Pour garder le souvenir de l’évènement, une statue de la seconde république française est érigée dans la cour en 1849. Elle a survécu mais… décapitée.
Le 14 juillet 1888 nait au château Jacques de Lacretelle, un des grands écrivains français du XXe siècle (Silbermann). Dans sa série romanesque « Les Hauts-Ponts », il s’inspire du drame que fut pour sa famille la perte du domaine, vendu en 1898 à Raoul Gunsbourg. Avec ce Directeur de l’Opéra de Monte-Carlo, Cormatin devient une des étapes estivales du monde du spectacle et de la politique. Chaque année, le « Concours musical de Cormatin », présidé par le compositeur Jules Massenet, fait entendre une opérette ou un opéra devant les façades du château. Les interprètes sont prestigieux : Caruso, Chaliapine, Litvine, Tamagno, etc.

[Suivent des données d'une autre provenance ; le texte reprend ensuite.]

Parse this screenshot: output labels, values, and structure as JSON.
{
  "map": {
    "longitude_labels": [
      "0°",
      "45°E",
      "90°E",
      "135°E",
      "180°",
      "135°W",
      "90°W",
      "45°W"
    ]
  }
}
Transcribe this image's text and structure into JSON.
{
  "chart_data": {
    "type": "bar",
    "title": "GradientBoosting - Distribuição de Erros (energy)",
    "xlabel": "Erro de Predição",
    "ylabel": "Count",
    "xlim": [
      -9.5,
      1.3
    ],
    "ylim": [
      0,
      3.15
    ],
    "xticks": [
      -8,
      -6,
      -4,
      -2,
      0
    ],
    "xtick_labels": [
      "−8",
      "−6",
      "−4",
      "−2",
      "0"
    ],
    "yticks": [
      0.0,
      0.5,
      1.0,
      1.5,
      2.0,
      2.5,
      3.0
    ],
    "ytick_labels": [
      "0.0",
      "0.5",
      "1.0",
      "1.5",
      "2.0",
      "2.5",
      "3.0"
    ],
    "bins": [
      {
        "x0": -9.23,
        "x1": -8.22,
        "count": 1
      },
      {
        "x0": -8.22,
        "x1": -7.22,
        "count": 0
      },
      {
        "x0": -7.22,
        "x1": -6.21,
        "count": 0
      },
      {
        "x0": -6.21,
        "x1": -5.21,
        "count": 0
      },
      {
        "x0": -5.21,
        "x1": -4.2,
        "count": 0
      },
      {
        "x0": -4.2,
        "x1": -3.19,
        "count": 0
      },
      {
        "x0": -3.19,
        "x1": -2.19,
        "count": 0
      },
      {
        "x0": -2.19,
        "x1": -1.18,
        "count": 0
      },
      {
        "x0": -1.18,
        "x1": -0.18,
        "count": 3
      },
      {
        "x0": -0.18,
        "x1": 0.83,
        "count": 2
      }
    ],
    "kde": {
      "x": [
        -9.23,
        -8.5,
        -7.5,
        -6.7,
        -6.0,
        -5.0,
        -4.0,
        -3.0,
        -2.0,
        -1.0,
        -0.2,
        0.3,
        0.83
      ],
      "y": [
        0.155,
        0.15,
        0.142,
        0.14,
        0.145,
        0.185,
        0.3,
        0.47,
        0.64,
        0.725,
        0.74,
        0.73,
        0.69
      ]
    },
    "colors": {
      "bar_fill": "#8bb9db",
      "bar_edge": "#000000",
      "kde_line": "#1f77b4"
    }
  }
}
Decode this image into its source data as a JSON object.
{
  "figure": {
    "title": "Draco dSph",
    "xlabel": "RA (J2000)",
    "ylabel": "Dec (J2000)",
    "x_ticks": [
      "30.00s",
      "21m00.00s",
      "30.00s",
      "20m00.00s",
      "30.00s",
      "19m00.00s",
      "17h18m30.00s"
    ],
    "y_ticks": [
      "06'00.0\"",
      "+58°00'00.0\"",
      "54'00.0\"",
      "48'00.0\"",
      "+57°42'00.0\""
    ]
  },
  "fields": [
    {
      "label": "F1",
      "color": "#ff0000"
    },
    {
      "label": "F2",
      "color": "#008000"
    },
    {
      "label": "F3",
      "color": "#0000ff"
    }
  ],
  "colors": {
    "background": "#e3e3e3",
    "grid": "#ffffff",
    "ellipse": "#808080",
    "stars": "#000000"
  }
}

Après cette période brillante, plus de 50 années de négligence amènent Cormatin au bord de la ruine.En septembre 1980, Anne-Marie Joly, Marc Simonet-Lenglart et Pierre-Albert Almendros font l’acquisition de ce « chef-d’œuvre en péril ». Depuis, ils se consacrent à sa restauration et à sa mise en valeur, grâce au soutien des 60 000 personnes qui visitent le château chaque année.
De 1982 à 1995, la restauration du château a également bénéficié des aides financières du Ministère de la Culture et du Conseil Général de Saône et Loire pour la restauration des façades, le recreusement des douves et la mise en valeur des décors peints du XVIIe siècle.